Dinamakan ‘Ramahita’ atau kepanjangan dari ‘Ramah Tunagrahita’, metode pengajaran yang dikembangkan Sunarminingsih ini sesuai dengan tema perlombaan ‘Transformasi Guru Wujudkan Indonesia Maju’ dengan sub tema ‘Transformasi Guru dalam Budaya Bermain Dolanan Tradisional’.
“Pengalaman saya, budaya bermain dolanan tradisional masih sangat perlu diterapkan untuk siswa tunagrahita yang memiliki keterbatasan, seperti perkembangan motorik, komunikasi dan berinteraksi sosial,” kata Sunarminingsih, dilansir Senin (27/11/2023).
Sunarminingsih memaparkan terkadang siswanya lebih senang bermain sendiri, misalnya bermain game di handphone sehingga berdampak kurang berkomunikasi dengan temannya saat bermain. Bahkan antar siswa sendiri ada kecenderungan kurang mengenal.
“Sehingga kita melihat praktik-praktik bermain dolanan tradisional bisa mendorong banyak interaksi dengan lingkungan dan teman-temannya,” jelasnya.

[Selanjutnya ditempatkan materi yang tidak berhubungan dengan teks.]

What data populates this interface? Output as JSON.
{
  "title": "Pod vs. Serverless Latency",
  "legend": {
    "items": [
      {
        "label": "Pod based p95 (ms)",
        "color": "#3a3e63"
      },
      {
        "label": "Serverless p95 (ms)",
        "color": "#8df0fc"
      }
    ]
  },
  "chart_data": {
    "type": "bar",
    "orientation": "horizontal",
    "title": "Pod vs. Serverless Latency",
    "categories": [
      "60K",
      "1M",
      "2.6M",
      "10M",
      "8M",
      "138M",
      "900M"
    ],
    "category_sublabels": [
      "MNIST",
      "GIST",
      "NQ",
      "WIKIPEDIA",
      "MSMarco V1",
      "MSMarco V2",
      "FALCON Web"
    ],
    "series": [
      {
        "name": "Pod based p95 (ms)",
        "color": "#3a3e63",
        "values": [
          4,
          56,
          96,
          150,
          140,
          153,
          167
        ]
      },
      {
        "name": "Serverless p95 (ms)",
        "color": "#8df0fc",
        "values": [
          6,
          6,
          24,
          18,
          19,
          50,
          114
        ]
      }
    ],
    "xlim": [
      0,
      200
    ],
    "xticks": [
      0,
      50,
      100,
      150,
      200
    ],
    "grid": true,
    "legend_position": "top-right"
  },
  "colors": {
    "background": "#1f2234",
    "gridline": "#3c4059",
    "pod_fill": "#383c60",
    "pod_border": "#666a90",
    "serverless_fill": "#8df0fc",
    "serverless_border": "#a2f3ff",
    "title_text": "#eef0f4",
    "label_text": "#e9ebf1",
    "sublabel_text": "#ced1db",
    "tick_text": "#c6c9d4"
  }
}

Kondisi dan Karakter Siswa
Melalui Ramahita, Sunarminingsih kemudian memodifikasi peralatan dan aturan permainan tradisional yang lebih praktis dan mudah dipahami oleh siswanya. Permainan tradisional yang diterapkan Sunarminingsih antara lain dakon, bekelan dan engklek.
Menurut Sunarminingsih, permainan tradisional tersebut dapat melatih motorik halus, kasar, kemampuan berhitung, komunikasi, kreativitas dan keterampilan sosial. Pertimbangan lainnya adalah halaman sekolah yang kurang luas untuk bermain siswa.
Secara umum, Ramahita tetap berfokus pada dolanan tradisional tapi ada modifikasi yang disesuaikan dengan kondisi dan karakter siswa sebagai anak yang kebutuhan khusus. Modifikasi tidak hanya difokuskan pada alat permainannya, namun juga menggunakan aturan permainan yang ringan. Lalu, digunakan pula warna yang berbeda di lubang rumah untuk dakon.
“Kalau untuk bekelan tidak terbuat dari kecik yang dari plastik saja tapi ada yang dari kayu. Kemudian ada yang dari biji-bijian. Terus engkleknya juga kami modifikasi dengan warna dan aturan yang mudah,” jelasnya.
Dengan memodifikasi permainan tradisional, Sunarminingsih berharap dapat meningkatkan keterampilan sosial, motorik, komunikasi, perkembangan kognitif dan meningkatnya kepercayaan diri siswa penyandang disabilitas grahita.
“Di era digital seperti ini, anak-anak tidak melupakan permainan tradisional. Dampaknya, di rumah anak mau bermain bersama keluarga, menambah interaksi dengan orang lain dan melatih motorik kasar maupun motorik halusnya,” pungkasnya.